There were hints that KDE is considering using Tracker as well, which
would be a major win to avoid duplicated code and databases.
* Why metadata?
Zeitgeist, the journal, and Sebastian Faubel's Organise-FW semantic
file manager need a metadata store. Zeitgeist's journal would like to
show you, "you looked at attachment.txt on July 22, and by the way, it
came on a mail from Your Mom <your(a)mom.com>". Evidently, this
information like "this file/is an attachment from/a piece of mail"
can be conveniently encoded as an RDF triplet. Other useful bits of
metadata could be "this file/was downloaded from/this website", or
"tomatoes/are excellent with/cumin and lime".
* More Zeitgeist
Collaboration and teamwork. What have my cow-orkers been doing?
Share their Zeitgeist journals across Telepathy. See a Tufte-worthy
visualization of their timelines, in real time, anywhere on the net.
That is called Project Cookie Monster, by the way.
I didn't pick the name. My Egyptian minion did.
Cookie Monster is not vaporware (who do you think we are? Google?);
there is a proof-of-concept implementation which made everyone at the
Zeitgeist BoF squeal with glee.
* Swag
Nokia/Trolltech gave out green towels for the beach.
And that's the best piece of conference swag I've ever seen.
* GNOME Advisory Board meeting
Whole-day, fun in parts, boring in others, as usual.
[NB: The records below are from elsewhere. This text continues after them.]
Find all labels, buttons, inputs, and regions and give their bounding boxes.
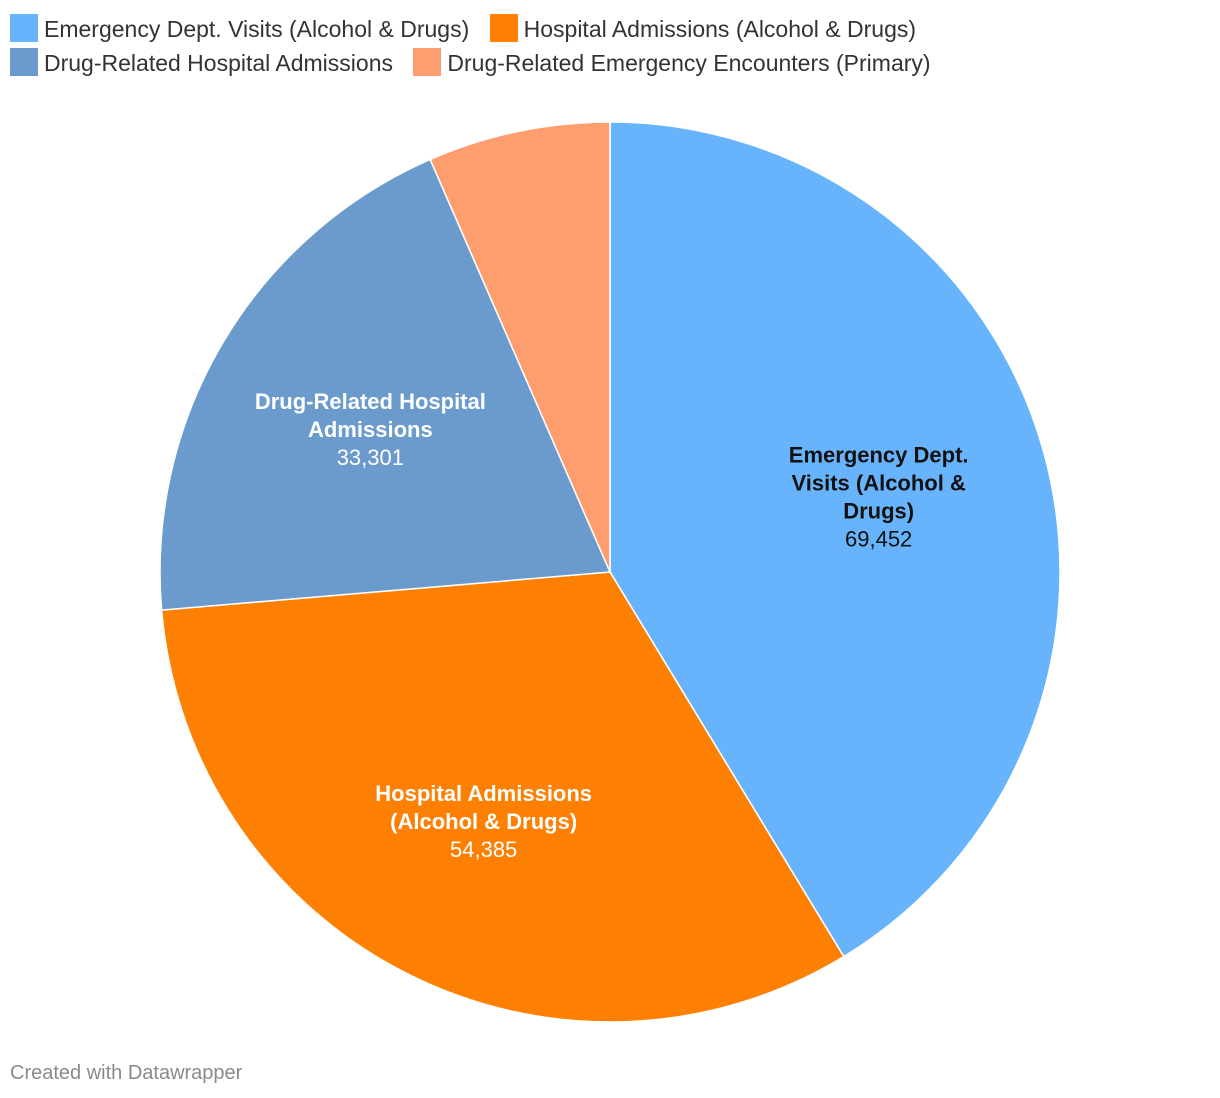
slice-label-line: (Alcohol & Drugs) [390, 809, 577, 834]
pie-slice[interactable] [159, 158, 612, 611]
legend-label: Hospital Admissions (Alcohol & Drugs) [523, 16, 917, 42]
pie-slice[interactable] [609, 121, 1061, 958]
slice-label-line: Emergency Dept. [789, 443, 969, 468]
legend-label: Emergency Dept. Visits (Alcohol & Drugs) [44, 16, 470, 42]
chart-legend: Emergency Dept. Visits (Alcohol & Drugs)… [10, 12, 1210, 80]
slice-value: 69,452 [845, 527, 912, 552]
slice-label: Hospital Admissions (Alcohol & Drugs) 54,3… [375, 781, 592, 862]
legend-item: Drug-Related Emergency Encounters (Prima… [413, 46, 931, 80]
legend-label: Drug-Related Hospital Admissions [44, 50, 393, 76]
legend-label: Drug-Related Emergency Encounters (Prima… [447, 50, 931, 76]
slice-label: Drug-Related Hospital Admissions 33,301 [255, 389, 486, 470]
legend-swatch [489, 14, 518, 42]
legend-item: Drug-Related Hospital Admissions [10, 46, 393, 80]
slice-value: 54,385 [450, 837, 517, 862]
legend-item: Emergency Dept. Visits (Alcohol & Drugs) [10, 12, 469, 46]
slice-label-line: Admissions [308, 417, 433, 442]
legend-item: Hospital Admissions (Alcohol & Drugs) [489, 12, 917, 46]
slice-label: Emergency Dept. Visits (Alcohol & Drugs) 69… [789, 443, 969, 552]
slice-value: 33,301 [337, 445, 404, 470]
legend-swatch [10, 48, 38, 76]
chart-credit: Created with Datawrapper [10, 1062, 243, 1084]
legend-swatch [413, 48, 442, 76]
pie-slice[interactable] [429, 121, 611, 573]
slice-label-line: Drug-Related Hospital [255, 389, 486, 414]
slice-label-line: Drugs) [843, 499, 914, 524]
slice-label-line: Hospital Admissions [375, 781, 592, 806]
legend-swatch [10, 14, 38, 42]
slice-label-line: Visits (Alcohol & [791, 471, 966, 496]
pie-slice[interactable] [160, 571, 845, 1023]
Nothing was presented there that wasn't also shown during the
conference.
GNOME may increase fees to member companies, since fees have been kept
constant while the U.S. dollar is in free-fall.
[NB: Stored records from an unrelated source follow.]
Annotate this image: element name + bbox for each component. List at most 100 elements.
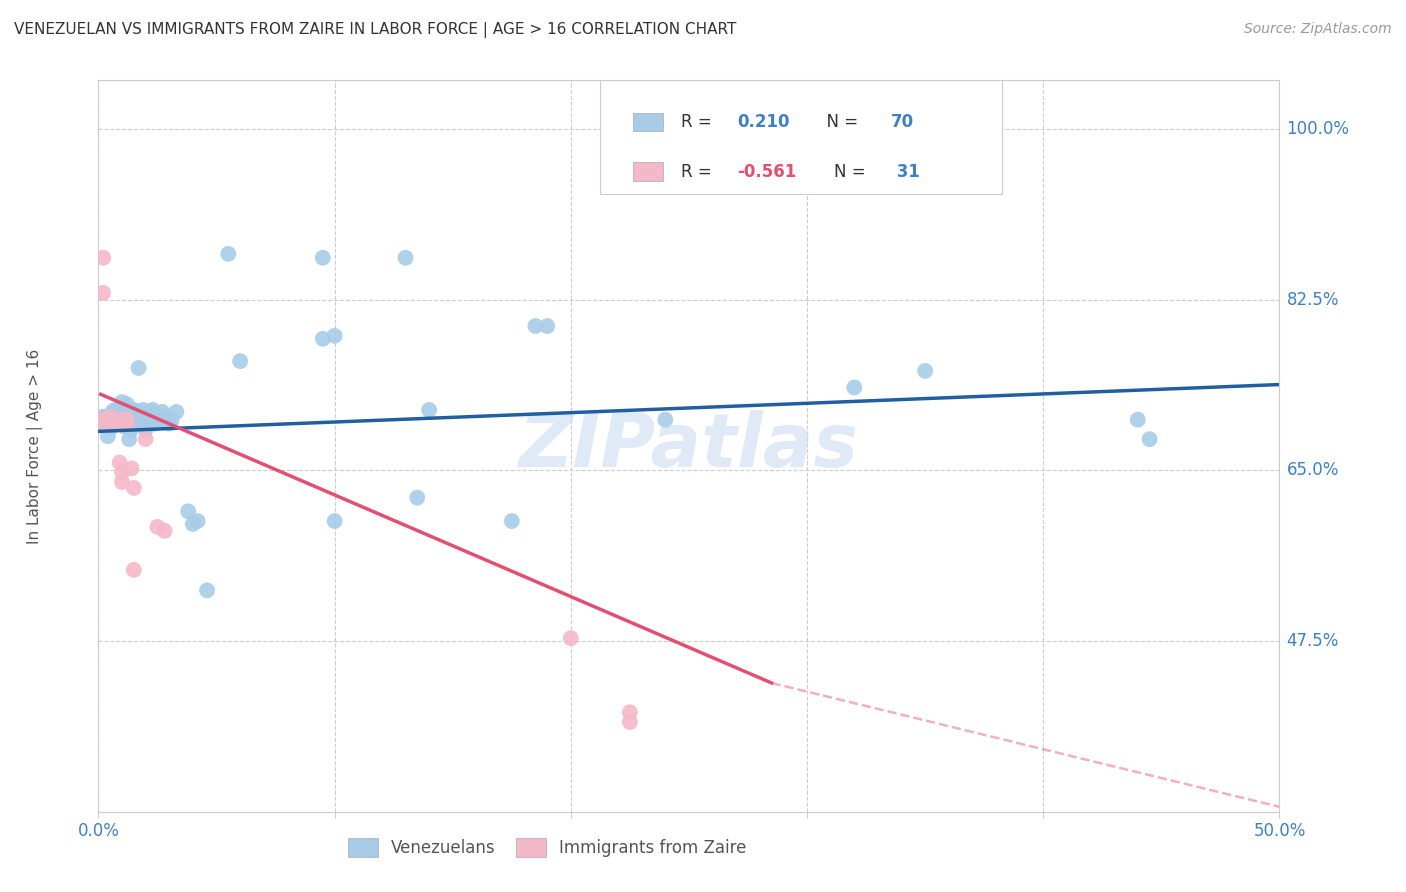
- Point: [406, 491, 429, 505]
- Point: [97, 417, 120, 431]
- Point: [105, 412, 128, 426]
- Point: [98, 409, 121, 424]
- Point: [118, 405, 141, 419]
- Point: [187, 514, 209, 528]
- Point: [90, 415, 112, 429]
- Point: [115, 397, 138, 411]
- Point: [122, 481, 145, 495]
- Point: [312, 251, 335, 265]
- Point: [153, 524, 176, 538]
- Point: [165, 405, 187, 419]
- Point: [94, 412, 117, 426]
- Point: [323, 514, 346, 528]
- Point: [128, 361, 150, 376]
- Point: [129, 417, 152, 431]
- Point: [111, 395, 134, 409]
- Point: [112, 412, 135, 426]
- Point: [121, 409, 143, 424]
- Point: [914, 364, 936, 378]
- Point: [115, 415, 138, 429]
- Point: [98, 417, 121, 431]
- Point: [94, 409, 117, 424]
- Point: [121, 461, 143, 475]
- Point: [111, 475, 134, 489]
- Text: 0.210: 0.210: [737, 113, 790, 131]
- Point: [135, 409, 157, 424]
- Point: [418, 403, 440, 417]
- Point: [177, 504, 200, 518]
- Point: [135, 432, 157, 446]
- Point: [104, 412, 127, 426]
- Point: [122, 563, 145, 577]
- Point: [524, 319, 547, 334]
- FancyBboxPatch shape: [634, 113, 664, 131]
- Point: [91, 409, 114, 424]
- Point: [157, 417, 180, 431]
- Point: [229, 354, 252, 368]
- Point: [146, 520, 169, 534]
- Text: 82.5%: 82.5%: [1286, 291, 1339, 309]
- Text: R =: R =: [681, 162, 717, 180]
- Point: [104, 403, 127, 417]
- Point: [115, 417, 138, 431]
- Point: [108, 456, 131, 470]
- Point: [1126, 412, 1149, 426]
- Point: [135, 422, 157, 436]
- FancyBboxPatch shape: [634, 162, 664, 181]
- Point: [101, 405, 124, 419]
- Point: [108, 415, 131, 429]
- Point: [121, 422, 143, 436]
- Point: [101, 419, 124, 434]
- Text: In Labor Force | Age > 16: In Labor Force | Age > 16: [27, 349, 44, 543]
- Point: [112, 417, 135, 431]
- Point: [98, 409, 121, 424]
- Point: [112, 419, 135, 434]
- Point: [536, 319, 558, 334]
- Point: [195, 583, 218, 598]
- Text: 31: 31: [891, 162, 920, 180]
- Point: [143, 417, 166, 431]
- Text: -0.561: -0.561: [737, 162, 797, 180]
- Point: [115, 412, 138, 426]
- Text: 65.0%: 65.0%: [1286, 461, 1339, 479]
- Point: [146, 412, 169, 426]
- Point: [619, 705, 641, 719]
- Point: [98, 412, 121, 426]
- FancyBboxPatch shape: [600, 80, 1002, 194]
- Point: [94, 417, 117, 431]
- Point: [501, 514, 523, 528]
- Point: [560, 631, 582, 645]
- Point: [128, 405, 150, 419]
- Text: ZIPatlas: ZIPatlas: [519, 409, 859, 483]
- Point: [1139, 432, 1161, 446]
- Point: [108, 417, 131, 431]
- Point: [91, 251, 114, 265]
- Point: [118, 432, 141, 446]
- Point: [91, 285, 114, 300]
- Point: [105, 409, 128, 424]
- Point: [394, 251, 416, 265]
- Point: [101, 412, 124, 426]
- Point: [132, 403, 155, 417]
- Point: [619, 714, 641, 729]
- Point: [97, 429, 120, 443]
- Point: [153, 415, 176, 429]
- Point: [181, 516, 204, 531]
- Point: [97, 412, 120, 426]
- Point: [129, 412, 152, 426]
- Text: VENEZUELAN VS IMMIGRANTS FROM ZAIRE IN LABOR FORCE | AGE > 16 CORRELATION CHART: VENEZUELAN VS IMMIGRANTS FROM ZAIRE IN L…: [14, 22, 737, 38]
- Point: [139, 415, 162, 429]
- Point: [125, 412, 148, 426]
- Text: N =: N =: [817, 113, 863, 131]
- Point: [91, 417, 114, 431]
- Point: [323, 328, 346, 343]
- Point: [122, 403, 145, 417]
- Text: 100.0%: 100.0%: [1286, 120, 1350, 138]
- Point: [111, 466, 134, 480]
- Point: [111, 409, 134, 424]
- Point: [156, 409, 179, 424]
- Point: [105, 417, 128, 431]
- Point: [150, 405, 173, 419]
- Point: [112, 403, 135, 417]
- Text: R =: R =: [681, 113, 717, 131]
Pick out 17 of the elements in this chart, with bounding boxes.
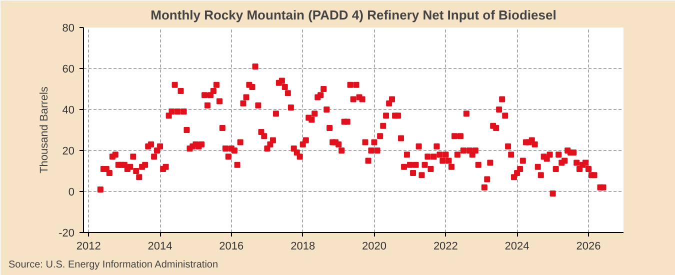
y-tick-label: 20 <box>62 146 75 158</box>
y-tick-label: 40 <box>62 104 75 116</box>
y-tick-label: 80 <box>62 22 75 34</box>
x-tick-label: 2014 <box>148 240 172 252</box>
x-tick-label: 2018 <box>290 240 316 252</box>
source-note: Source: U.S. Energy Information Administration <box>8 260 218 270</box>
y-tick-label: -20 <box>58 228 75 240</box>
x-tick-label: 2022 <box>433 240 458 252</box>
x-tick-label: 2026 <box>576 240 601 252</box>
y-axis-title: Thousand Barrels <box>38 86 51 174</box>
x-tick-label: 2012 <box>76 240 101 252</box>
chart-title: Monthly Rocky Mountain (PADD 4) Refinery Net Input of Biodiesel <box>150 8 556 22</box>
y-tick-label: 0 <box>68 186 75 198</box>
x-tick-label: 2024 <box>504 240 530 252</box>
x-tick-label: 2016 <box>219 240 244 252</box>
x-tick-label: 2020 <box>362 240 386 252</box>
y-tick-label: 60 <box>62 64 75 76</box>
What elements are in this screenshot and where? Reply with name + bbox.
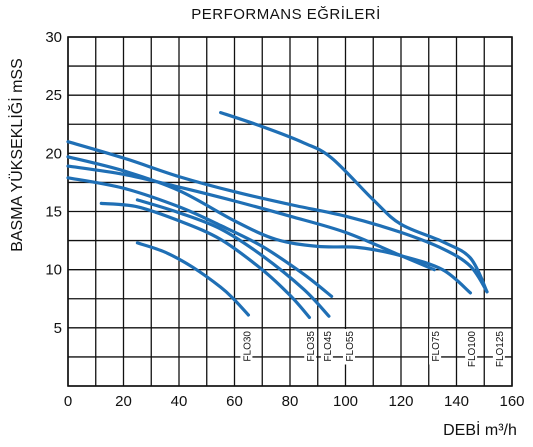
series-label-background [492,329,505,371]
x-tick-label: 160 [499,393,524,410]
series-labels: FLO30 FLO35 FLO45 FLO55 FLO75 FLO100 FLO125 [240,329,506,371]
series-label-background [343,329,355,365]
x-tick-label: 60 [226,393,243,410]
series-label-flo35: FLO35 [304,329,317,365]
series-label-flo30: FLO30 [240,329,253,365]
series-label-text: FLO55 [345,331,356,362]
x-tick-label: 100 [333,393,358,410]
series-line-unlabeled [219,111,489,294]
y-tick-label: 10 [45,262,62,279]
series-line-flo45 [135,198,331,318]
series-line-flo35 [99,201,311,319]
series-label-flo75: FLO75 [429,329,442,365]
series-label-flo100: FLO100 [465,329,478,371]
series-label-text: FLO75 [431,331,442,362]
series-label-flo45: FLO45 [320,329,334,365]
tick-labels: 0 20 40 60 80 100 120 140 160 5 10 15 20 25 30 [45,29,524,410]
series-label-text: FLO30 [242,331,253,362]
x-tick-label: 120 [388,393,413,410]
series-line-flo30 [135,241,250,317]
y-tick-label: 20 [45,145,62,162]
series-label-text: FLO45 [323,331,334,362]
series-label-flo55: FLO55 [343,329,356,365]
series-label-background [465,329,478,371]
series-label-background [320,329,333,365]
x-tick-label: 40 [171,393,188,410]
curves [66,111,489,319]
chart-title: PERFORMANS EĞRİLERİ [191,5,381,23]
y-tick-label: 25 [45,87,62,104]
grid [67,36,513,387]
series-line-flo125 [66,140,489,294]
series-label-background [240,329,253,365]
x-tick-label: 20 [115,393,132,410]
x-tick-label: 140 [444,393,469,410]
y-tick-label: 5 [54,320,62,337]
series-label-flo125: FLO125 [492,329,506,371]
y-tick-label: 30 [45,29,62,46]
x-axis-label: DEBİ m³/h [443,420,517,439]
series-line-flo100 [66,155,472,295]
series-label-text: FLO100 [467,331,478,368]
series-label-background [429,329,442,365]
series-label-background [304,329,317,365]
x-tick-label: 80 [282,393,299,410]
series-label-text: FLO35 [306,331,317,362]
series-line-flo55 [66,176,334,298]
y-tick-label: 15 [45,204,62,221]
y-axis-label: BASMA YÜKSEKLİĞİ mSS [7,58,26,252]
x-tick-label: 0 [64,393,72,410]
plot-frame [67,36,513,387]
series-label-text: FLO125 [495,331,506,368]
Lunch at an excellent Persian restaurant.
* Hippie treehuggers BoF
I hosted a BoF, at the beach, for people intersted in architecture,
urbanism, gardening, food production in the city, permaculture, peak
oil, etc.
The BoF had a stellar attendance of 6 or 7 people.
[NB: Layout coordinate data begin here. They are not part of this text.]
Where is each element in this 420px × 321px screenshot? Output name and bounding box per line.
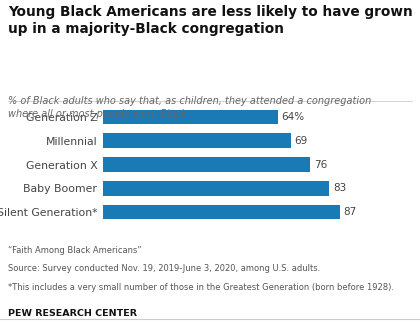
Text: 69: 69 bbox=[294, 136, 308, 146]
Bar bbox=[103, 157, 310, 172]
Bar bbox=[103, 181, 330, 195]
Text: “Faith Among Black Americans”: “Faith Among Black Americans” bbox=[8, 246, 142, 255]
Bar bbox=[103, 109, 278, 124]
Bar bbox=[103, 134, 291, 148]
Text: % of Black adults who say that, as children, they attended a congregation
where : % of Black adults who say that, as child… bbox=[8, 96, 372, 119]
Text: 87: 87 bbox=[344, 207, 357, 217]
Text: 83: 83 bbox=[333, 183, 346, 193]
Bar bbox=[103, 205, 341, 220]
Text: Source: Survey conducted Nov. 19, 2019-June 3, 2020, among U.S. adults.: Source: Survey conducted Nov. 19, 2019-J… bbox=[8, 264, 320, 273]
Text: *This includes a very small number of those in the Greatest Generation (born bef: *This includes a very small number of th… bbox=[8, 283, 394, 292]
Text: 76: 76 bbox=[314, 160, 327, 169]
Text: Young Black Americans are less likely to have grown
up in a majority-Black congr: Young Black Americans are less likely to… bbox=[8, 5, 413, 36]
Text: 64%: 64% bbox=[281, 112, 304, 122]
Text: PEW RESEARCH CENTER: PEW RESEARCH CENTER bbox=[8, 309, 137, 318]
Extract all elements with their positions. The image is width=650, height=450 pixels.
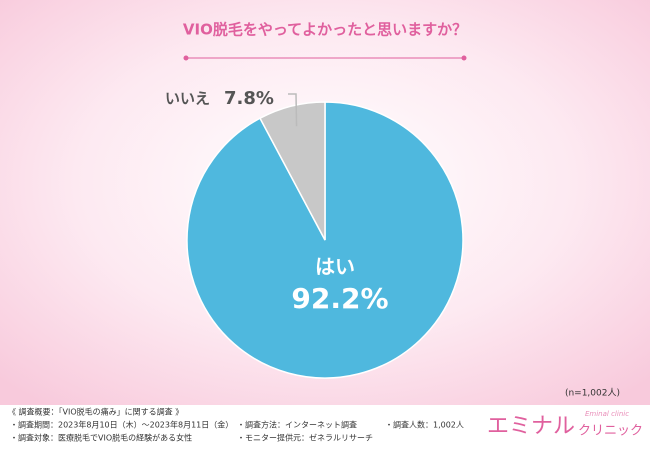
rule-dot: [183, 55, 189, 61]
brand-en: Eminal clinic: [585, 410, 629, 418]
survey-item: ・調査方法：インターネット調査: [237, 420, 357, 430]
survey-heading: 《 調査概要：「VIO脱毛の痛み」に関する調査 》: [8, 407, 183, 417]
leader-line: [288, 93, 298, 127]
slice-value-label: 92.2%: [291, 282, 388, 315]
brand-sub: クリニック: [578, 424, 643, 439]
survey-item: ・モニター提供元：ゼネラルリサーチ: [237, 433, 373, 443]
survey-item: ・調査期間：2023年8月10日（木）〜2023年8月11日（金）: [10, 420, 233, 430]
chart-title: VIO脱毛をやってよかったと思いますか？: [183, 21, 467, 39]
footer-background: [0, 405, 650, 450]
slice-value-label: 7.8%: [224, 88, 274, 109]
pie-slice: [259, 101, 326, 241]
sample-note: (n=1,002人): [565, 388, 620, 399]
slice-label: はい: [315, 255, 355, 279]
survey-item: ・調査対象：医療脱毛でVIO脱毛の経験がある女性: [10, 433, 192, 443]
brand-name: エミナル: [487, 414, 575, 439]
survey-item: ・調査人数：1,002人: [385, 420, 464, 430]
slice-label: いいえ: [165, 90, 210, 108]
rule-dot: [461, 55, 467, 61]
We discussed compost heaps in tropical gardens (Veracruz, Mexico) and
in subpolar forests (outskirts of Boston); seeds which need
hibernation before they know when to sprout; cutting of garlic leaves
so that the plants spend more energy building garlic roots instead of
leaves; herb spirals and miniature ecosystems; the spacetime
implications of co-located conferences; and strategies for rainwater
storage.
* A quote I like
"Without communal eating, no human group can hold together." -
Christopher Alexander, A Pattern Language.
* Afterword
I probably missed important details in this summary.
* Colophon
This summary was typed in Emacs while eating grapes out of a bowl.